Cow plane of nutrition during the last 105 days of gestation resulted in modest changes in the offspring longissimus muscle transcriptome. Among these genes the bioinformatics analysis revealed an inflammatory process in offspring born from cows with access to higher plane of nutrition. The greater intramuscular lipogenic response in those steers contributed to the effect. Irrespective of maternal nutrition, early weaning induced a robust activation of the lipogenic program accompanied by activation of the innate immune system. The latter also was related to the greater lipogenesis during the growing phase. Subsequently, during the finishing phase, alterations of genes in the Golgi complex organization suggest an inhibition of lipid droplet formation potentially diminishing intramuscular fat accumulation in the steers.
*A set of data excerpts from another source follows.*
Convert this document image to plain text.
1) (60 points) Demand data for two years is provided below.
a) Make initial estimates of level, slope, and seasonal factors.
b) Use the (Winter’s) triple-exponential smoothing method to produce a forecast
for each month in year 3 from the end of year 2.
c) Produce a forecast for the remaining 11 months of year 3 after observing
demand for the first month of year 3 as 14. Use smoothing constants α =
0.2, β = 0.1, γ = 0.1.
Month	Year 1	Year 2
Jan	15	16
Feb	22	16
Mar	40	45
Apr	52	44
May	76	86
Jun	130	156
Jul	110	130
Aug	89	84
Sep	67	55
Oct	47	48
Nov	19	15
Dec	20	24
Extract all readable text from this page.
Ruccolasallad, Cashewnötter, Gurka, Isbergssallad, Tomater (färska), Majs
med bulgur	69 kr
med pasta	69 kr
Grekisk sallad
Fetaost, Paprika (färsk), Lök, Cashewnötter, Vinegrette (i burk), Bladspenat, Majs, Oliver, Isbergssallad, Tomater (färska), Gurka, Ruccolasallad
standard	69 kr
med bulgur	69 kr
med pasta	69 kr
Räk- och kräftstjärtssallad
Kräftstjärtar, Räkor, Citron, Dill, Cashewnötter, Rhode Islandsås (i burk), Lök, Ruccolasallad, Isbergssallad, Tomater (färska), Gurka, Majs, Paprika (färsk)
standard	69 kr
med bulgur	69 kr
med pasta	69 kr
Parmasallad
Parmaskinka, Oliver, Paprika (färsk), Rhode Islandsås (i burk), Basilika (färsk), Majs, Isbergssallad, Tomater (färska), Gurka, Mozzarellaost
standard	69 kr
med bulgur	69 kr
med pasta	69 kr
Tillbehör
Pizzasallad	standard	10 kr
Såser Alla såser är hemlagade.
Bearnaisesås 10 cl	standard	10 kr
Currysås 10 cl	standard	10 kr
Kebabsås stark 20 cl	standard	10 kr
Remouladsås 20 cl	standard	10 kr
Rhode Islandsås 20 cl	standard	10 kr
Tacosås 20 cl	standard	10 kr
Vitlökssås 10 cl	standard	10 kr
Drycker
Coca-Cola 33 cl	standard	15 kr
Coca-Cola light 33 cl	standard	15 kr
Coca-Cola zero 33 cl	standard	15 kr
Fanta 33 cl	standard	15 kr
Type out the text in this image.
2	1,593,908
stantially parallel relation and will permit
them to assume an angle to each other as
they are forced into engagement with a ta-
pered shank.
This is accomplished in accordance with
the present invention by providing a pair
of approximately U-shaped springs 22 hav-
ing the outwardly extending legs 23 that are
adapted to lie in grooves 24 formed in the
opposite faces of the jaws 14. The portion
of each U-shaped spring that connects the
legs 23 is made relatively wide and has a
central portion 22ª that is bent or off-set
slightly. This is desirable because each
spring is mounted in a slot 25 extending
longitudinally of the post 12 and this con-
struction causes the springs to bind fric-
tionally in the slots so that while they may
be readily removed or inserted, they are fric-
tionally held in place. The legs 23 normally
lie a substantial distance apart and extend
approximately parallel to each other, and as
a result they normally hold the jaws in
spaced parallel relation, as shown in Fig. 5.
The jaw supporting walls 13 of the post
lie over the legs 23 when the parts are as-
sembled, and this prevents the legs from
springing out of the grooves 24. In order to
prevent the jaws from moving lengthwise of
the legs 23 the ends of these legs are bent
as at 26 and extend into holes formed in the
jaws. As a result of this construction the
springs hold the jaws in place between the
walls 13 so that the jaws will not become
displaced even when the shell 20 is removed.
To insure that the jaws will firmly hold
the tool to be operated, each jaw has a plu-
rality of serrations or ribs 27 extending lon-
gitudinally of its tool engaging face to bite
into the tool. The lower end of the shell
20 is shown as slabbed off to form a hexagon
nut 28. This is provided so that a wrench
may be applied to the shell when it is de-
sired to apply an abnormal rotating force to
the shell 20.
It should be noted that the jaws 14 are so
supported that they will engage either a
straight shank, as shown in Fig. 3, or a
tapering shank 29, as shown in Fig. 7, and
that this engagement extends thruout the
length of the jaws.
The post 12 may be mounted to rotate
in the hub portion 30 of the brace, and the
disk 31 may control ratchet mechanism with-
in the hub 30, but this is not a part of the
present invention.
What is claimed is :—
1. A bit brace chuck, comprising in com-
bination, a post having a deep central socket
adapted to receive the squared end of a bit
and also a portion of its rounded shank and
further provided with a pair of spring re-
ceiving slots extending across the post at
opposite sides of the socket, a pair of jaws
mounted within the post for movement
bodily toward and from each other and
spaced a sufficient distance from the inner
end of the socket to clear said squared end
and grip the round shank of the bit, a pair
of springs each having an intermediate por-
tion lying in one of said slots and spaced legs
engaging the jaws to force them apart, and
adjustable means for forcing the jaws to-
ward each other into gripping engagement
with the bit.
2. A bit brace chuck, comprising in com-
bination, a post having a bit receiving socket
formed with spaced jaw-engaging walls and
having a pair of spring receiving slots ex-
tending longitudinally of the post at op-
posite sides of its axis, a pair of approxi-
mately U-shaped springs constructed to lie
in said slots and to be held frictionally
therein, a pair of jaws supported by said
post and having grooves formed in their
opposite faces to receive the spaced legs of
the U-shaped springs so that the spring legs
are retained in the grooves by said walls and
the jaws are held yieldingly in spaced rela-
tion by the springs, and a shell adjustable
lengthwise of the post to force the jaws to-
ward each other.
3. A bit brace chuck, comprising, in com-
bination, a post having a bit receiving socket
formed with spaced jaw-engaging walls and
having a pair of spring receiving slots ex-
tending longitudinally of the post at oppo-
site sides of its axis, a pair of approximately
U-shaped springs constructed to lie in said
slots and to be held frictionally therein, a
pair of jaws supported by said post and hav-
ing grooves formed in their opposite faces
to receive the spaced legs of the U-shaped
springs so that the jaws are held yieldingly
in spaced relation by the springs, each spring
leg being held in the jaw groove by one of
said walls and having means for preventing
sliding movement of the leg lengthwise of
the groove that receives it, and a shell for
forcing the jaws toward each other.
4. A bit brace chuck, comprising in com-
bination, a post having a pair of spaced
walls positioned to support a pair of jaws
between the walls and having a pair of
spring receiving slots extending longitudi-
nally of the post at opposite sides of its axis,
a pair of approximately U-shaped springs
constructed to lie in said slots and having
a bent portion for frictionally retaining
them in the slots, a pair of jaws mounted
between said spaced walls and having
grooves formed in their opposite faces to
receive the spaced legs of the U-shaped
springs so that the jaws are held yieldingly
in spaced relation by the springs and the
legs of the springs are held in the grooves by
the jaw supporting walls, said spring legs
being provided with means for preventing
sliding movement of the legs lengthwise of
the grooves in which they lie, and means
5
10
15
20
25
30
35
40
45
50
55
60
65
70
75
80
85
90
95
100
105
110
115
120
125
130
When only genes affected by weaning age are considered, the inflammatory response detected at the end of the growing phase in early-weaned steers was similar to that observed when evaluating DEG affected by cow plane of nutrition; in that case with signs of adipose tissue inflammation for both, MPN and LPN steers. These mechanisms were more pronounced in early-weaned steers from cows fed low plane of nutrition probably because of the lower intramuscular fat (marbling) scores. Overall, results from this work underscore the need to conduct further studies to understand better the functional outcome of the transcriptome changes. Additional knowledge on molecular and functional outcomes induced by the combination of prenatal and postnatal nutritional management would help produce more efficient beef cattle and higher quality beef.